Daniel was one of the hosts and judges at the recent GPT Hackathon event, hosted by RMAIIG’s AI for Entrepreneurs and Startups (AES) Subgroup. He is an entrepreneur, dreamer, and forward thinking technologist captivated by the disruptive nature of AI. His current focus is building the Brain Wave Collective, a groundbreaking approach to employment and equity building, exploring new models at the intersection of technology and community. He provides services through LetsBuildGPTs.com, where he shows that the learning curve for mastering these advancements is more manageable than often perceived.

Notes

Speakers Liza Adams and Daniel Ritchie then provided an overview of GPT technology, explaining how generative AI models like GPTs can be used to build custom applications with ease. Daniel demonstrated how uploading an API schema to a GPT allows the quick creation of a weather application. The speakers discussed ethical considerations around AI such as mitigating bias, ensuring data privacy, and promoting responsible use. Both highlighted how GPTs have potential to improve productivity, decision making, and allow rapid prototyping of ideas. However, concerns were also raised about potential negative impacts on work-life balance. Attendees asked questions about tracking GPT usage, integrating proprietary data while preserving privacy, optimizing token costs for API calls, and accounting for biases in business applications of AI. Meeting participants were encouraged to explore GPT capabilities through the various AI interest subgroups and share their own ideas.
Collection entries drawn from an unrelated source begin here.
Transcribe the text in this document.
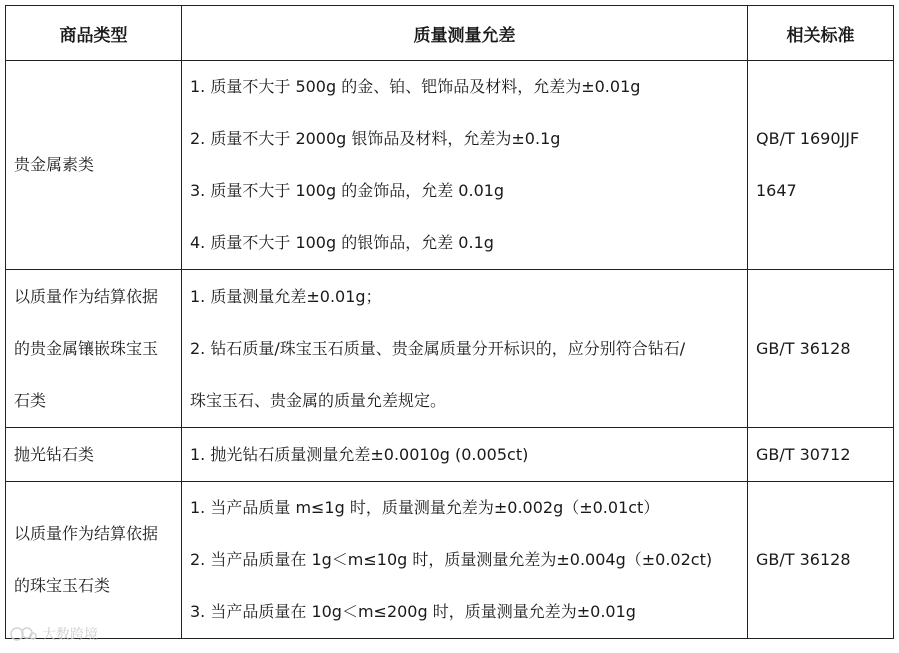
商品类型	质量测量允差	相关标准

贵金属素类	1. 质量不大于 500g 的金、铂、钯饰品及材料，允差为±0.01g
2. 质量不大于 2000g 银饰品及材料，允差为±0.1g
3. 质量不大于 100g 的金饰品，允差 0.01g
4. 质量不大于 100g 的银饰品，允差 0.1g	QB/T 1690JJF
1647

以质量作为结算依据
的贵金属镶嵌珠宝玉
石类	1. 质量测量允差±0.01g；
2. 钻石质量/珠宝玉石质量、贵金属质量分开标识的，应分别符合钻石/
珠宝玉石、贵金属的质量允差规定。	GB/T 36128

抛光钻石类	1. 抛光钻石质量测量允差±0.0010g (0.005ct)	GB/T 30712

以质量作为结算依据
的珠宝玉石类	1. 当产品质量 m≤1g 时，质量测量允差为±0.002g（±0.01ct）
2. 当产品质量在 1g＜m≤10g 时，质量测量允差为±0.004g（±0.02ct)
3. 当产品质量在 10g＜m≤200g 时，质量测量允差为±0.01g	GB/T 36128
大数跨境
Some of the items discussed:

  • Discussed the concept of “giving grace” in navigating the new GPT landscape, given its rapid evolution and differing experiences each day
  • Showed examples of using GPTs for data analysis, personalized experiences, automation, ideation, and more through demonstrations of interacting with GPT models
  • Highlighted potential applications of GPTs in marketing use cases like competitive analysis, personalized experiences, and strategic business decision-making
  • Emphasized the importance of ethical and responsible AI practices like overseeing GPTs, narrowing prompts, and preventing made-up responses
  • Explained how AI assistants can supplement knowledge gaps through natural language interactions
  • Demonstrated uploading an API schema to a GPT to quickly build the weather application functionality
  • Discussed more advanced uses like integrating calendar data and optimizing for privacy and costs
  • Emphasized that AI lowers the barrier for non-experts through focused, curated models rather than general-purpose knowledge
  • Encouraged sharing prototype ideas with technical friends to incorporate AI into real products and services
  • OpenAI does not currently provide analytics on GPT usage or visits, though workarounds exist to analyze network traffic.
  • Large language models like GPTs can access vast amounts of data through API integrations, like the medical journal API used by the “Consensus” GPT.
  • Making GPT outputs more deterministic for applications requires lowering the temperature setting, but this reduces interesting responses.
  • Proprietary APIs and self-hosted assistants provide better data privacy than GPTs, allowing access control and limiting what data is shared.
  • Personalizing responses based on large user profiles will be possible as GPTs continue evolving to analyze more complex inputs.
  • Token costs for commercial GPT applications need optimization to ensure business viability, though techniques are still emerging.
  • Bias in AI results from its training and must be actively managed through testing, prompts, and human oversight of complex tasks.
  • Open source and commercial options exist beyond OpenAI for hosting custom models, though integration capabilities still lag the GPT builder tools.